NDP Leader Jack Layton says Canadians should be very worried about leaving the renegotiation of the federal health accord with the provinces in the hands of Stephen Harper and the Conservative Party.
Mr. Layton was in this pulp-and-paper city on Wednesday to roll out his third health policy of the campaign - this one aimed at getting seniors with chronic illnesses out of acute-care beds in hospitals and into more appropriate care at home or at facilities that specialize in long-term treatment.
"There are so many Canadians who are looking after loved ones with no support whatsoever, or with inadequate support," the NDP Leader said. "And study after study, royal commission after royal commission, have said that it's time for us to bring medicare into the modern age with an aging population. And that's why we're proposing, starting right now, to improve the number of long-term-care beds, the number of home-care hours that are being provided to people across the country."
At the same time that the New Democrats and the Liberals are talking about increasing access to home care, it was reported that Ed Holder, the Conservative candidate in London West in southwestern Ontario, refused to participate in an all-candidates debate about health care.
Media in London say Mr. Holder's campaign wrote to the London Healthcare Coalition, which is sponsoring the April 20 debate, to say they were "puzzled" as to why federal candidates would be asked to debate health care. "I'd think this is more an issue for Deb Matthews and the provincial candidates," the campaign reply said. "We're not attracted to see Ed debate on health care."
When told about the refusal, Mr. Layton said it demonstrates the true face of the Conservative perspective on health care.
"They don't believe it's a federal issue. They want to leave it to the provinces, knowing that the provinces don't have the resources that are necessary and privatization will become the only option," he said.

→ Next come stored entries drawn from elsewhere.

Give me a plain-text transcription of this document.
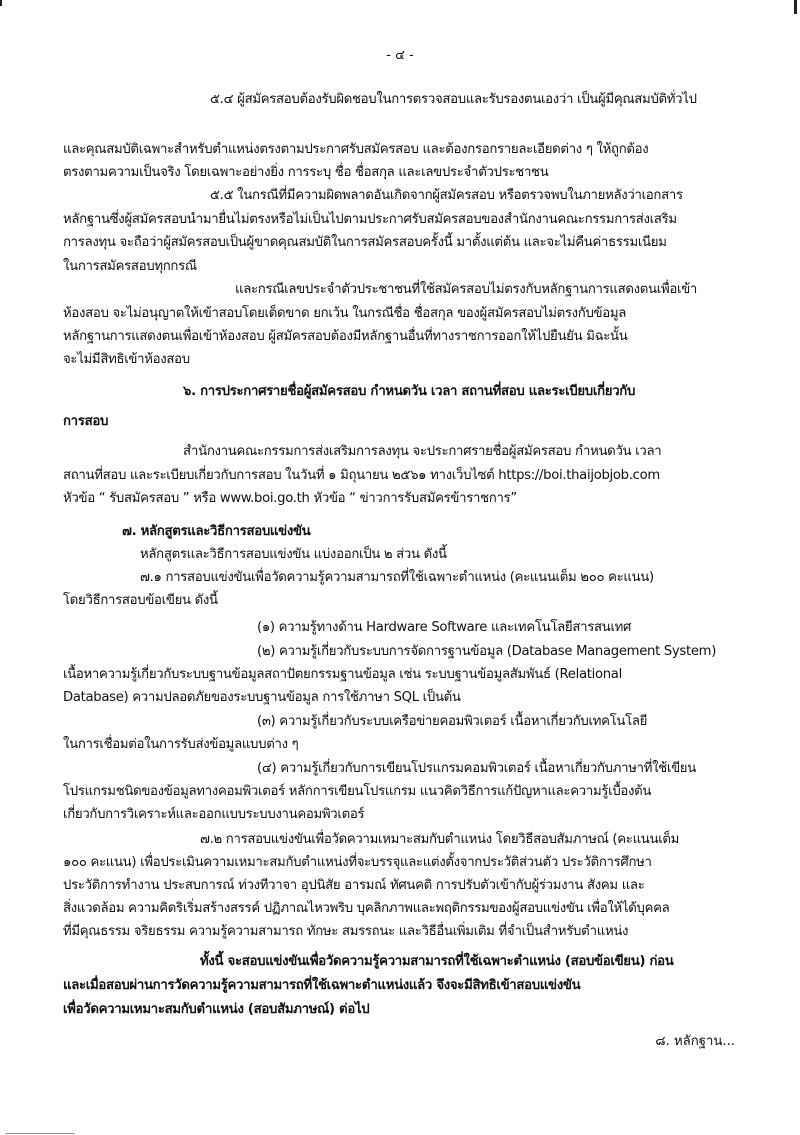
- ๔ -
๕.๔ ผู้สมัครสอบต้องรับผิดชอบในการตรวจสอบและรับรองตนเองว่า เป็นผู้มีคุณสมบัติทั่วไป
และคุณสมบัติเฉพาะสำหรับตำแหน่งตรงตามประกาศรับสมัครสอบ และต้องกรอกรายละเอียดต่าง ๆ ให้ถูกต้อง
ตรงตามความเป็นจริง โดยเฉพาะอย่างยิ่ง การระบุ ชื่อ ชื่อสกุล และเลขประจำตัวประชาชน
๕.๕ ในกรณีที่มีความผิดพลาดอันเกิดจากผู้สมัครสอบ หรือตรวจพบในภายหลังว่าเอกสาร
หลักฐานซึ่งผู้สมัครสอบนำมายื่นไม่ตรงหรือไม่เป็นไปตามประกาศรับสมัครสอบของสำนักงานคณะกรรมการส่งเสริม
การลงทุน จะถือว่าผู้สมัครสอบเป็นผู้ขาดคุณสมบัติในการสมัครสอบครั้งนี้ มาตั้งแต่ต้น และจะไม่คืนค่าธรรมเนียม
ในการสมัครสอบทุกกรณี
และกรณีเลขประจำตัวประชาชนที่ใช้สมัครสอบไม่ตรงกับหลักฐานการแสดงตนเพื่อเข้า
ห้องสอบ จะไม่อนุญาตให้เข้าสอบโดยเด็ดขาด ยกเว้น ในกรณีชื่อ ชื่อสกุล ของผู้สมัครสอบไม่ตรงกับข้อมูล
หลักฐานการแสดงตนเพื่อเข้าห้องสอบ ผู้สมัครสอบต้องมีหลักฐานอื่นที่ทางราชการออกให้ไปยืนยัน มิฉะนั้น
จะไม่มีสิทธิเข้าห้องสอบ
๖. การประกาศรายชื่อผู้สมัครสอบ กำหนดวัน เวลา สถานที่สอบ และระเบียบเกี่ยวกับ
การสอบ
สำนักงานคณะกรรมการส่งเสริมการลงทุน จะประกาศรายชื่อผู้สมัครสอบ กำหนดวัน เวลา
สถานที่สอบ และระเบียบเกี่ยวกับการสอบ ในวันที่ ๑ มิถุนายน ๒๕๖๑ ทางเว็บไซต์ https://boi.thaijobjob.com
หัวข้อ “ รับสมัครสอบ ” หรือ www.boi.go.th หัวข้อ “ ข่าวการรับสมัครข้าราชการ”
๗. หลักสูตรและวิธีการสอบแข่งขัน
หลักสูตรและวิธีการสอบแข่งขัน แบ่งออกเป็น ๒ ส่วน ดังนี้
๗.๑ การสอบแข่งขันเพื่อวัดความรู้ความสามารถที่ใช้เฉพาะตำแหน่ง (คะแนนเต็ม ๒๐๐ คะแนน)
โดยวิธีการสอบข้อเขียน ดังนี้
(๑) ความรู้ทางด้าน Hardware Software และเทคโนโลยีสารสนเทศ
(๒) ความรู้เกี่ยวกับระบบการจัดการฐานข้อมูล (Database Management System)
เนื้อหาความรู้เกี่ยวกับระบบฐานข้อมูลสถาปัตยกรรมฐานข้อมูล เช่น ระบบฐานข้อมูลสัมพันธ์ (Relational
Database) ความปลอดภัยของระบบฐานข้อมูล การใช้ภาษา SQL เป็นต้น
(๓) ความรู้เกี่ยวกับระบบเครือข่ายคอมพิวเตอร์ เนื้อหาเกี่ยวกับเทคโนโลยี
ในการเชื่อมต่อในการรับส่งข้อมูลแบบต่าง ๆ
(๔) ความรู้เกี่ยวกับการเขียนโปรแกรมคอมพิวเตอร์ เนื้อหาเกี่ยวกับภาษาที่ใช้เขียน
โปรแกรมชนิดของข้อมูลทางคอมพิวเตอร์ หลักการเขียนโปรแกรม แนวคิดวิธีการแก้ปัญหาและความรู้เบื้องต้น
เกี่ยวกับการวิเคราะห์และออกแบบระบบงานคอมพิวเตอร์
๗.๒ การสอบแข่งขันเพื่อวัดความเหมาะสมกับตำแหน่ง โดยวิธีสอบสัมภาษณ์ (คะแนนเต็ม
๑๐๐ คะแนน) เพื่อประเมินความเหมาะสมกับตำแหน่งที่จะบรรจุและแต่งตั้งจากประวัติส่วนตัว ประวัติการศึกษา
ประวัติการทำงาน ประสบการณ์ ท่วงทีวาจา อุปนิสัย อารมณ์ ทัศนคติ การปรับตัวเข้ากับผู้ร่วมงาน สังคม และ
สิ่งแวดล้อม ความคิดริเริ่มสร้างสรรค์ ปฏิภาณไหวพริบ บุคลิกภาพและพฤติกรรมของผู้สอบแข่งขัน เพื่อให้ได้บุคคล
ที่มีคุณธรรม จริยธรรม ความรู้ความสามารถ ทักษะ สมรรถนะ และวิธีอื่นเพิ่มเติม ที่จำเป็นสำหรับตำแหน่ง
ทั้งนี้ จะสอบแข่งขันเพื่อวัดความรู้ความสามารถที่ใช้เฉพาะตำแหน่ง (สอบข้อเขียน) ก่อน
และเมื่อสอบผ่านการวัดความรู้ความสามารถที่ใช้เฉพาะตำแหน่งแล้ว จึงจะมีสิทธิเข้าสอบแข่งขัน
เพื่อวัดความเหมาะสมกับตำแหน่ง (สอบสัมภาษณ์) ต่อไป
๘. หลักฐาน...
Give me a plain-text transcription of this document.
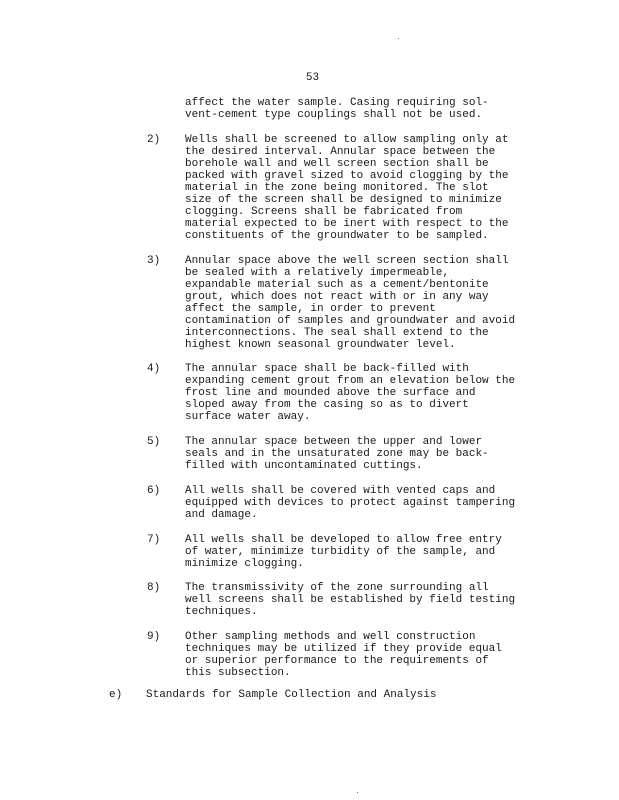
53
affect the water sample. Casing requiring sol-
vent-cement type couplings shall not be used.
2) Wells shall be screened to allow sampling only at
the desired interval. Annular space between the
borehole wall and well screen section shall be
packed with gravel sized to avoid clogging by the
material in the zone being monitored. The slot
size of the screen shall be designed to minimize
clogging. Screens shall be fabricated from
material expected to be inert with respect to the
constituents of the groundwater to be sampled.
3) Annular space above the well screen section shall
be sealed with a relatively impermeable,
expandable material such as a cement/bentonite
grout, which does not react with or in any way
affect the sample, in order to prevent
contamination of samples and groundwater and avoid
interconnections. The seal shall extend to the
highest known seasonal groundwater level.
4) The annular space shall be back-filled with
expanding cement grout from an elevation below the
frost line and mounded above the surface and
sloped away from the casing so as to divert
surface water away.
5) The annular space between the upper and lower
seals and in the unsaturated zone may be back-
filled with uncontaminated cuttings.
6) All wells shall be covered with vented caps and
equipped with devices to protect against tampering
and damage.
7) All wells shall be developed to allow free entry
of water, minimize turbidity of the sample, and
minimize clogging.
8) The transmissivity of the zone surrounding all
well screens shall be established by field testing
techniques.
9) Other sampling methods and well construction
techniques may be utilized if they provide equal
or superior performance to the requirements of
this subsection.
e) Standards for Sample Collection and Analysis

That's why Canadians cannot trust Mr. Harper to lead the national negotiations on the renewal of the health-care financing agreements that are set to expire in 2014, Mr. Layton said.
"If Stephen Harper ends up with a mandate, then attitudes like we're getting from Mr. Holder's staff person are what we're going to see behind the scenes," he said. "If Mr. Harper is in charge of the future of health care in our country, then Canadians should be very, very worried."
The Conservative government has not begun discussions about the accord. Instead, it has turned the preliminary investigations over to a Senate committee - on which the Conservatives have a majority - rather than the elected Commons health committee that is dominated by opposition members.
Mr. Layton said during a stop at the campaign office of Lois Boone, a former MLA and provincial minister in this pulp-and-paper city, that jobs and health care are the two issues that preoccupy the people of Prince George.
The NDP released its jobs strategy last week. More recently, Mr. Layton has talked about his proposals for creating more doctors and nurses and also his ideas for helping family caregivers.
On Wednesday his message was about home and long-term care.
"Seniors are the fastest-growing age group in this country. And they are looking to be assured that quality and accessible health care will be available when they need it," he said. "I am also speaking to Canadians who have family members who are caring for elderly parents at home."
Mr. Layton said the NDP would bring the provinces and territories to negotiate the next phase of the federal transfer agreement, which must address home care and long-term care.
He would also provide access to home care for an additional 100,000 families a year and make home care and long-term care insured services under the Canada Health Act.
And the NDP would help families pay to retrofit their homes to accommodate aging relatives.
The New Democrats say the total package on home and long-term care would cost taxpayers $537-million.
The Liberals have also made home care a key priority of their campaign message as both parties try to tap into the seniors vote.